Vous venez de dire plusieurs fois "j'ai rencontré Robespierre". C'est tout de même intéressant comme formulation...

 

Oui, c'est une rencontre au sens où Robespierre est un personnage mystérieux et un cas fascinant. Il y a un élément de sa personnalité qui est parfaitement insaisissable, et son mystère est décuplé par ce qui se joue durant la Révolution : c'est le même homme qui passe de chantre de toutes les libertés, entre 1789 et 1791 - j'oserais dire que c'est le premier vrai libéral de l'Histoire française - à l'homme du comité de Salut public et de la Terreur deux ans plus tard. Comment bascule-t-il de l'un à l'autre alors que, par ailleurs, quand on regarde de près son propos et ses discours, on voit que c'est le même homme ? Il garde une continuité d'inspiration, mais, en même temps, il change du tout au tout. C'est pour le moins troublant.

 

Un autre élément qui m'a frappé dans le personnage, c'est que Robespierre, dans sa période Salut public, est le contraire d'un dictateur ordinaire : il ne règne que par la parole.
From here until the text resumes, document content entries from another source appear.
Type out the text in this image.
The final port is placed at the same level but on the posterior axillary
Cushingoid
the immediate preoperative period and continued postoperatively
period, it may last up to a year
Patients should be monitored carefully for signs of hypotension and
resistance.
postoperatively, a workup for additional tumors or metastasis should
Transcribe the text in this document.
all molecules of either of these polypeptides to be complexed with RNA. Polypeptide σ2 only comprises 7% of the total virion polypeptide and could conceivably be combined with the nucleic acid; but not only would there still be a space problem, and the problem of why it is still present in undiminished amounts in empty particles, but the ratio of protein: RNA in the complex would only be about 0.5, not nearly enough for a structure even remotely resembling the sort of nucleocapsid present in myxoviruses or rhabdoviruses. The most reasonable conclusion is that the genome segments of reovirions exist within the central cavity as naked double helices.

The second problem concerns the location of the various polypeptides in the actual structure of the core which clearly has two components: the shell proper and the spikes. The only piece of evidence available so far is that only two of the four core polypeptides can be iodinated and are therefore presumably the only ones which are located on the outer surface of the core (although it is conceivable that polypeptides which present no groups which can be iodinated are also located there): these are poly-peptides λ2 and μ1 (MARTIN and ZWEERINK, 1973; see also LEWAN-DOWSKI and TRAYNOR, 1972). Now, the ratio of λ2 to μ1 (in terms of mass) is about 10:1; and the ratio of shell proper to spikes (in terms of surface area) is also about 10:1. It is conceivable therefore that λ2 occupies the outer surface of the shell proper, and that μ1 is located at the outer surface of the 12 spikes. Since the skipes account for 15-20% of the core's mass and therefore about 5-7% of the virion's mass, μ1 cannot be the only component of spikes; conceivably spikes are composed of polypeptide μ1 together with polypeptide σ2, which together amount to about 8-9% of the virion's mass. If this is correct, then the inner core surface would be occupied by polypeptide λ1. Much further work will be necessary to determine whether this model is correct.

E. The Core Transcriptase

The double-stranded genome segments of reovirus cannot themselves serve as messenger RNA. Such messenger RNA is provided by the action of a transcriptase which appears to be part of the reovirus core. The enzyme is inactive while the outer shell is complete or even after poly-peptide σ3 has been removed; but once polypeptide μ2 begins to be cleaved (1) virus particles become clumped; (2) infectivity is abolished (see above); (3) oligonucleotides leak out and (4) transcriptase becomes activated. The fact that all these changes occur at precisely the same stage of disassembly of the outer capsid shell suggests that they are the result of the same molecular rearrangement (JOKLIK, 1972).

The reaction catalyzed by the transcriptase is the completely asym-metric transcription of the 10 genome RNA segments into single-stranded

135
Et il ne se préoccupe pas, au fond, des vrais moyens du pouvoir. Alors qu'en général les dictateurs commencent par s'emparer de la police, de l'armée, de la propagande... Robespierre, lui, exerce une manière de dictature dans un temps très court, quelques mois, par son prestige et le fait qu'il donne à ses compères le sentiment que toute la crédibilité politique de leur projet repose sur lui. J'ai eu beau chercher, il n'y a rien qui ressemble à cela. Robespierre est unique en son genre.